Me [after looking at his profile]: I…can’t remember whether we’ve ever spoken before. Maybe? [Honestly I think this was just a ruse to get me to check him out. But whatever, I’m feeling benevolent. Not benevolent enough to carry the whole damn conversation though; I refuse to scrounge up a topic of conversation when he’s the one who wants so badly to “talk”.]
Boy: You have a lot of activity on here. Your really into it. 😀 [Wow, he actually replied with something I might be able to turn into a conversation. A follow-up question about some specific thing I’ve written would have been better, but okay.]
Me: I like talking about kink and I like having my opinions asked. Also I use FetLife to procrastinate when there’s something else I should be doing but I don’t wanna. [Are you paying attention, boy? I just gave you two openings: you can ask me a kink-related question now, or you can ask me what task I’m currently putting off. Or, of course, you can ask me about literally anything else at all, but my point is, here are two freebies to make it easier for you to get the conversational ball rolling.]
Boy: Well that’s cool. Nothing wrong with doing what you want. 😛 Well I enjoy talking about kink as well. 🙂
[I am tempted to respond with “so talk about it, then.” But I don’t feel like being that mean today. I also don’t feel like spoon feeding this kid a conversation, though – if you’re gonna pull me away from what I was doing with to request a chat, make it worth my while, jeez! – so I just don’t say anything. After an hour:]

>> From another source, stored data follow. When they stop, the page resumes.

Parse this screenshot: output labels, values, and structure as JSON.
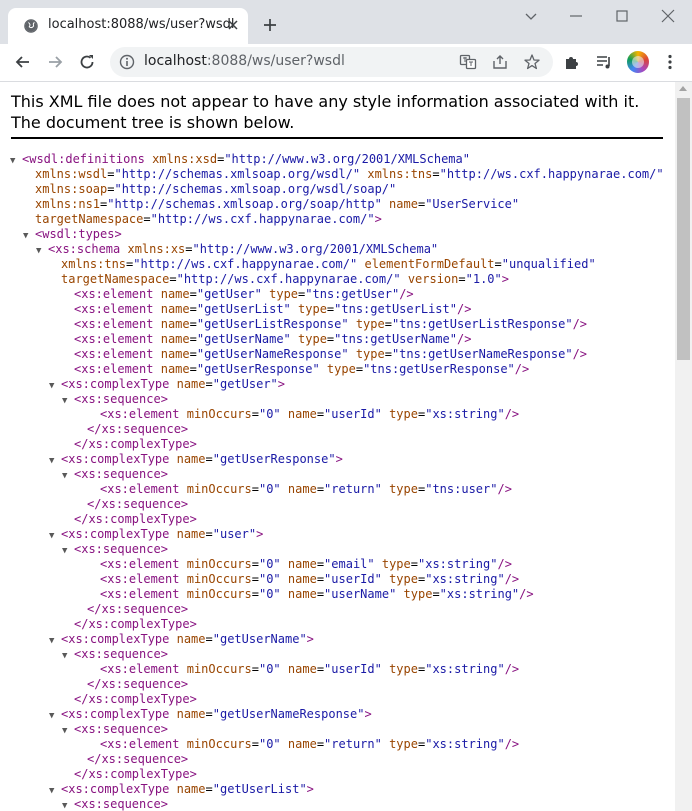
{
  "tab": {
    "title": "localhost:8088/ws/user?wsdl"
  },
  "address": {
    "host": "localhost",
    "rest": ":8088/ws/user?wsdl"
  },
  "page": {
    "notice": "This XML file does not appear to have any style information associated with it. The document tree is shown below."
  },
  "tree_lines": [
    {
      "indent": 0,
      "arrow": true,
      "html": "<span class='tag'>&lt;wsdl:definitions</span> <span class='an'>xmlns:xsd</span>=<span class='av'>\"http://www.w3.org/2001/XMLSchema\"</span>"
    },
    {
      "indent": 1,
      "arrow": false,
      "html": "<span class='an'>xmlns:wsdl</span>=<span class='av'>\"http://schemas.xmlsoap.org/wsdl/\"</span> <span class='an'>xmlns:tns</span>=<span class='av'>\"http://ws.cxf.happynarae.com/\"</span>"
    },
    {
      "indent": 1,
      "arrow": false,
      "html": "<span class='an'>xmlns:soap</span>=<span class='av'>\"http://schemas.xmlsoap.org/wsdl/soap/\"</span>"
    },
    {
      "indent": 1,
      "arrow": false,
      "html": "<span class='an'>xmlns:ns1</span>=<span class='av'>\"http://schemas.xmlsoap.org/soap/http\"</span> <span class='an'>name</span>=<span class='av'>\"UserService\"</span>"
    },
    {
      "indent": 1,
      "arrow": false,
      "html": "<span class='an'>targetNamespace</span>=<span class='av'>\"http://ws.cxf.happynarae.com/\"</span><span class='tag'>&gt;</span>"
    },
    {
      "indent": 1,
      "arrow": true,
      "html": "<span class='tag'>&lt;wsdl:types&gt;</span>"
    },
    {
      "indent": 2,
      "arrow": true,
      "html": "<span class='tag'>&lt;xs:schema</span> <span class='an'>xmlns:xs</span>=<span class='av'>\"http://www.w3.org/2001/XMLSchema\"</span>"
    },
    {
      "indent": 3,
      "arrow": false,
      "html": "<span class='an'>xmlns:tns</span>=<span class='av'>\"http://ws.cxf.happynarae.com/\"</span> <span class='an'>elementFormDefault</span>=<span class='av'>\"unqualified\"</span>"
    },
    {
      "indent": 3,
      "arrow": false,
      "html": "<span class='an'>targetNamespace</span>=<span class='av'>\"http://ws.cxf.happynarae.com/\"</span> <span class='an'>version</span>=<span class='av'>\"1.0\"</span><span class='tag'>&gt;</span>"
    },
    {
      "indent": 4,
      "arrow": false,
      "html": "<span class='tag'>&lt;xs:element</span> <span class='an'>name</span>=<span class='av'>\"getUser\"</span> <span class='an'>type</span>=<span class='av'>\"tns:getUser\"</span><span class='tag'>/&gt;</span>"
    },
    {
      "indent": 4,
      "arrow": false,
      "html": "<span class='tag'>&lt;xs:element</span> <span class='an'>name</span>=<span class='av'>\"getUserList\"</span> <span class='an'>type</span>=<span class='av'>\"tns:getUserList\"</span><span class='tag'>/&gt;</span>"
    },
    {
      "indent": 4,
      "arrow": false,
      "html": "<span class='tag'>&lt;xs:element</span> <span class='an'>name</span>=<span class='av'>\"getUserListResponse\"</span> <span class='an'>type</span>=<span class='av'>\"tns:getUserListResponse\"</span><span class='tag'>/&gt;</span>"
    },
    {
      "indent": 4,
      "arrow": false,
      "html": "<span class='tag'>&lt;xs:element</span> <span class='an'>name</span>=<span class='av'>\"getUserName\"</span> <span class='an'>type</span>=<span class='av'>\"tns:getUserName\"</span><span class='tag'>/&gt;</span>"
    },
    {
      "indent": 4,
      "arrow": false,
      "html": "<span class='tag'>&lt;xs:element</span> <span class='an'>name</span>=<span class='av'>\"getUserNameResponse\"</span> <span class='an'>type</span>=<span class='av'>\"tns:getUserNameResponse\"</span><span class='tag'>/&gt;</span>"
    },
    {
      "indent": 4,
      "arrow": false,
      "html": "<span class='tag'>&lt;xs:element</span> <span class='an'>name</span>=<span class='av'>\"getUserResponse\"</span> <span class='an'>type</span>=<span class='av'>\"tns:getUserResponse\"</span><span class='tag'>/&gt;</span>"
    },
    {
      "indent": 3,
      "arrow": true,
      "html": "<span class='tag'>&lt;xs:complexType</span> <span class='an'>name</span>=<span class='av'>\"getUser\"</span><span class='tag'>&gt;</span>"
    },
    {
      "indent": 4,
      "arrow": true,
      "html": "<span class='tag'>&lt;xs:sequence&gt;</span>"
    },
    {
      "indent": 6,
      "arrow": false,
      "html": "<span class='tag'>&lt;xs:element</span> <span class='an'>minOccurs</span>=<span class='av'>\"0\"</span> <span class='an'>name</span>=<span class='av'>\"userId\"</span> <span class='an'>type</span>=<span class='av'>\"xs:string\"</span><span class='tag'>/&gt;</span>"
    },
    {
      "indent": 5,
      "arrow": false,
      "html": "<span class='tag'>&lt;/xs:sequence&gt;</span>"
    },
    {
      "indent": 4,
      "arrow": false,
      "html": "<span class='tag'>&lt;/xs:complexType&gt;</span>"
    },
    {
      "indent": 3,
      "arrow": true,
      "html": "<span class='tag'>&lt;xs:complexType</span> <span class='an'>name</span>=<span class='av'>\"getUserResponse\"</span><span class='tag'>&gt;</span>"
    },
    {
      "indent": 4,
      "arrow": true,
      "html": "<span class='tag'>&lt;xs:sequence&gt;</span>"
    },
    {
      "indent": 6,
      "arrow": false,
      "html": "<span class='tag'>&lt;xs:element</span> <span class='an'>minOccurs</span>=<span class='av'>\"0\"</span> <span class='an'>name</span>=<span class='av'>\"return\"</span> <span class='an'>type</span>=<span class='av'>\"tns:user\"</span><span class='tag'>/&gt;</span>"
    },
    {
      "indent": 5,
      "arrow": false,
      "html": "<span class='tag'>&lt;/xs:sequence&gt;</span>"
    },
    {
      "indent": 4,
      "arrow": false,
      "html": "<span class='tag'>&lt;/xs:complexType&gt;</span>"
    },
    {
      "indent": 3,
      "arrow": true,
      "html": "<span class='tag'>&lt;xs:complexType</span> <span class='an'>name</span>=<span class='av'>\"user\"</span><span class='tag'>&gt;</span>"
    },
    {
      "indent": 4,
      "arrow": true,
      "html": "<span class='tag'>&lt;xs:sequence&gt;</span>"
    },
    {
      "indent": 6,
      "arrow": false,
      "html": "<span class='tag'>&lt;xs:element</span> <span class='an'>minOccurs</span>=<span class='av'>\"0\"</span> <span class='an'>name</span>=<span class='av'>\"email\"</span> <span class='an'>type</span>=<span class='av'>\"xs:string\"</span><span class='tag'>/&gt;</span>"
    },
    {
      "indent": 6,
      "arrow": false,
      "html": "<span class='tag'>&lt;xs:element</span> <span class='an'>minOccurs</span>=<span class='av'>\"0\"</span> <span class='an'>name</span>=<span class='av'>\"userId\"</span> <span class='an'>type</span>=<span class='av'>\"xs:string\"</span><span class='tag'>/&gt;</span>"
    },
    {
      "indent": 6,
      "arrow": false,
      "html": "<span class='tag'>&lt;xs:element</span> <span class='an'>minOccurs</span>=<span class='av'>\"0\"</span> <span class='an'>name</span>=<span class='av'>\"userName\"</span> <span class='an'>type</span>=<span class='av'>\"xs:string\"</span><span class='tag'>/&gt;</span>"
    },
    {
      "indent": 5,
      "arrow": false,
      "html": "<span class='tag'>&lt;/xs:sequence&gt;</span>"
    },
    {
      "indent": 4,
      "arrow": false,
      "html": "<span class='tag'>&lt;/xs:complexType&gt;</span>"
    },
    {
      "indent": 3,
      "arrow": true,
      "html": "<span class='tag'>&lt;xs:complexType</span> <span class='an'>name</span>=<span class='av'>\"getUserName\"</span><span class='tag'>&gt;</span>"
    },
    {
      "indent": 4,
      "arrow": true,
      "html": "<span class='tag'>&lt;xs:sequence&gt;</span>"
    },
    {
      "indent": 6,
      "arrow": false,
      "html": "<span class='tag'>&lt;xs:element</span> <span class='an'>minOccurs</span>=<span class='av'>\"0\"</span> <span class='an'>name</span>=<span class='av'>\"userId\"</span> <span class='an'>type</span>=<span class='av'>\"xs:string\"</span><span class='tag'>/&gt;</span>"
    },
    {
      "indent": 5,
      "arrow": false,
      "html": "<span class='tag'>&lt;/xs:sequence&gt;</span>"
    },
    {
      "indent": 4,
      "arrow": false,
      "html": "<span class='tag'>&lt;/xs:complexType&gt;</span>"
    },
    {
      "indent": 3,
      "arrow": true,
      "html": "<span class='tag'>&lt;xs:complexType</span> <span class='an'>name</span>=<span class='av'>\"getUserNameResponse\"</span><span class='tag'>&gt;</span>"
    },
    {
      "indent": 4,
      "arrow": true,
      "html": "<span class='tag'>&lt;xs:sequence&gt;</span>"
    },
    {
      "indent": 6,
      "arrow": false,
      "html": "<span class='tag'>&lt;xs:element</span> <span class='an'>minOccurs</span>=<span class='av'>\"0\"</span> <span class='an'>name</span>=<span class='av'>\"return\"</span> <span class='an'>type</span>=<span class='av'>\"xs:string\"</span><span class='tag'>/&gt;</span>"
    },
    {
      "indent": 5,
      "arrow": false,
      "html": "<span class='tag'>&lt;/xs:sequence&gt;</span>"
    },
    {
      "indent": 4,
      "arrow": false,
      "html": "<span class='tag'>&lt;/xs:complexType&gt;</span>"
    },
    {
      "indent": 3,
      "arrow": true,
      "html": "<span class='tag'>&lt;xs:complexType</span> <span class='an'>name</span>=<span class='av'>\"getUserList\"</span><span class='tag'>&gt;</span>"
    },
    {
      "indent": 4,
      "arrow": true,
      "html": "<span class='tag'>&lt;xs:sequence&gt;</span>"
    }
  ]
}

Boy: Did I say something wrong?
Me: There was just nothing much to respond to and then I got distracted. If one wants to have an actual conversation with someone, it helps to ask questions and stuff – give them stuff to talk about. But, I am possibly about to have a nap so if I’m silent now, that’s why.

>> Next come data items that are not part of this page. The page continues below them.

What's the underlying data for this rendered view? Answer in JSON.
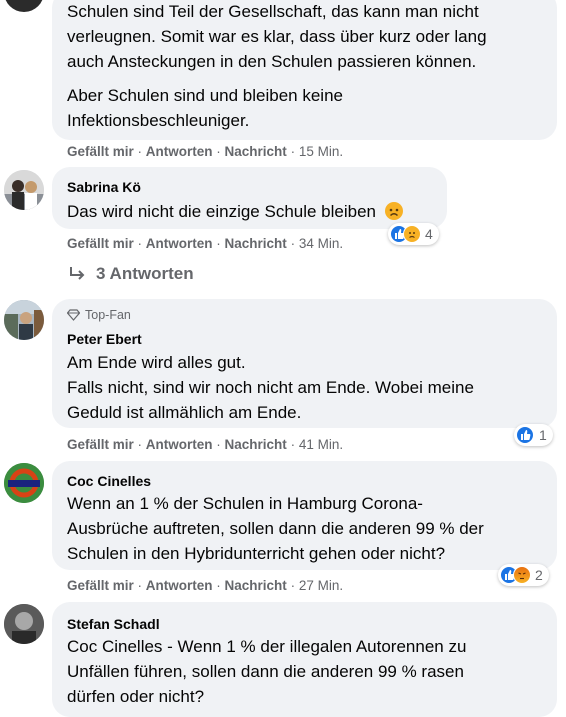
{
  "actions": {
    "like": "Gefällt mir",
    "reply": "Antworten",
    "message": "Nachricht",
    "separator": " · "
  },
  "comments": [
    {
      "name": "",
      "lines": [
        "Schulen sind Teil der Gesellschaft, das kann man nicht",
        "verleugnen. Somit war es klar, dass über kurz oder lang",
        "auch Ansteckungen in den Schulen passieren können."
      ],
      "lines2": [
        "Aber Schulen sind und bleiben keine",
        "Infektionsbeschleuniger."
      ],
      "time": "15 Min."
    },
    {
      "name": "Sabrina Kö",
      "lines": [
        "Das wird nicht die einzige Schule bleiben"
      ],
      "time": "34 Min.",
      "reaction_count": "4"
    },
    {
      "replies_label": "3 Antworten"
    },
    {
      "badge": "Top-Fan",
      "name": "Peter Ebert",
      "lines": [
        "Am Ende wird alles gut.",
        "Falls nicht, sind wir noch nicht am Ende. Wobei meine",
        "Geduld ist allmählich am Ende."
      ],
      "time": "41 Min.",
      "reaction_count": "1"
    },
    {
      "name": "Coc Cinelles",
      "lines": [
        "Wenn an 1 % der Schulen in Hamburg Corona-",
        "Ausbrüche auftreten, sollen dann die anderen 99 % der",
        "Schulen in den Hybridunterricht gehen oder nicht?"
      ],
      "time": "27 Min.",
      "reaction_count": "2"
    },
    {
      "name": "Stefan Schadl",
      "lines": [
        "Coc Cinelles - Wenn 1 % der illegalen Autorennen zu",
        "Unfällen führen, sollen dann die anderen 99 % rasen",
        "dürfen oder nicht?"
      ]
    }
  ],
  "colors": {
    "like": "#1b74e4",
    "sad": "#f7b125",
    "angry": "#e9710f",
    "bubble": "#f0f2f5",
    "meta": "#65676b"
  }
}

Haven’t heard from him since.
High School Friend has been courting some young’uns online lately and is very much going through the same shit. She’s come a long way since ditching her husband, btw – when she was first separated she was just a giant wall of neediness who’d go all puppydog at any idiot guy who paid her any kind of attention. Now, she’ll be in online conversations with guys like the kid above and ultimately tell him “Yeeeah…this conversation is starting to bore me. How about you try asking me stuff for a while instead of just talking about yourself?”
It’s lovely watching her state her needs and defend her boundaries – like seeing a little baby bird tumble out of the nest and fly for the very first time. And these kids do need to learn proper conversation skills, so hopefully her snark will be a turning point for them. A little epiphany moment.
The fact that a person in their late teens/early 20s even needs to be told that conversations should be a give-and-take is pretty deeply depressing. I thought most people outgrew the whole “monumental self-centredness” thing sometime during early adolescence. Alas, no.